Architect Antoine Predock's curious masterpiece will not be finished for at least another year, but already the striking construction site has emerged as a symbol for the new Winnipeg. At the start of the second decade of the 21st century, Winnipeg is a city reveling in the return of its National Hockey League team, the Jets, the beginning of a new university football stadium, the opening of a brand-new airport and – perhaps most indicative of all that this urban centre has arrived: a monstrous new IKEA store.

The $310-million museum project stands high over the Forks at the confluence of the Red and Assiniboine Rivers. It is far enough removed from the city centre it is hoped to revitalize that it appears like a monolith, something so unexpected that even in the infancy of its construction, passersby stop and stare up, jaws dropping at the unconventional design. You are supposed to see wings when it is done, and clouds. In winter, the snow is expected to cling to its sides as if the building has been coated with icing. Where there isn't stone (or snow-covered stone), there is glass. At the top will be the Tower of Hope, at the end of the "journey" will be a Garden of Contemplation. (As part of the fundraising, naming rights are being sold for virtually every room and display, so that should be the "Stuart Clark Garden of Contemplation.")

The museum is Izzy Asper's great dream. The broadcast and publishing mogul never got to see even the ground-breaking ceremony, as he died not long after the government announced in 2003 that it was in and would commit the first $30-million.
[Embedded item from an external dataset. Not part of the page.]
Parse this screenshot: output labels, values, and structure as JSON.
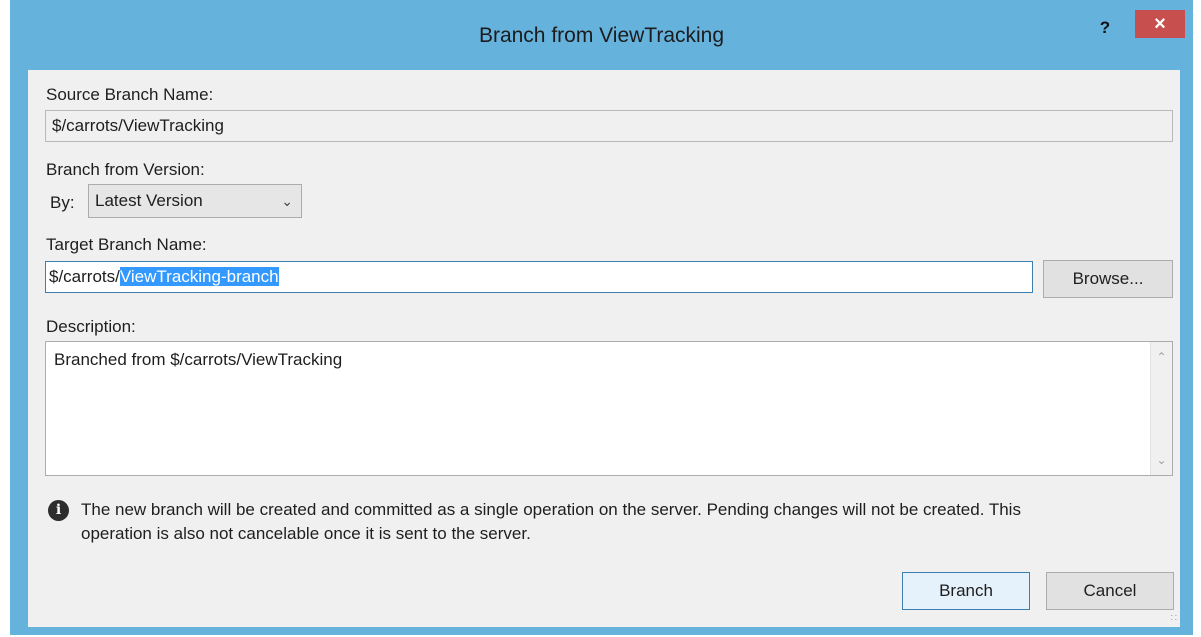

His wife, Babs, who took up the fundraising after his death, died this past summer and will not see it either.

The tiny hurricane that these days whips up private donations – expected to cover half of the final cost – is daughter Gail Asper, a Winnipeg lawyer who, almost unwittingly, was the inspiration for the improbable project.

The Asper family foundation had been taking grade nine students to Washington to learn about human rights, but it struck Gail, who led the trips, that they were learning U.S. history, not Canadian. She tried taking students to Ottawa, but museums there are sadly lacking in the field of human rights.

"We'll build one right here," her father said.

"Are you nuts?" she asked him.

Perhaps, but he went ahead anyway, persuading politicians to come on board and hitting up wealthy friends for early donations. Winnipeg, he said, was perfect – the centre of a country where children from all over Canada should be sent to learn their history and know why justice matters. The child of Russian Jews who fled persecution and found a haven in Canada, Mr. Asper wanted the museum to tell the stories of wrongs that have been righted and wrongs that still need to be righted.

It hasn't been particularly easy – early political reluctance was followed by squabbling over what the museum might hold – but it is being built, relatively on schedule, and will at some point become as much a symbol of the city as the Jets logo.

"We want to be the human rights capital of the world," says Gail Asper.

She also promises that it will be a place of hope and promise rather than one of sad memory: "You don't want to see a place where people want to leap off the Tower of Hope in despair."

And when visitors look up at the tower from outside, the hope is that they will see this, potentially, as Winnipeg's Tower of Pisa, its Eiffel Tower, its Sydney Opera House.

"When you see a photograph of it," predicts museum president and CEO Stuart Murray, "just like you know instantly when you're seeing Paris or Sydney, you're going to know it's Winnipeg."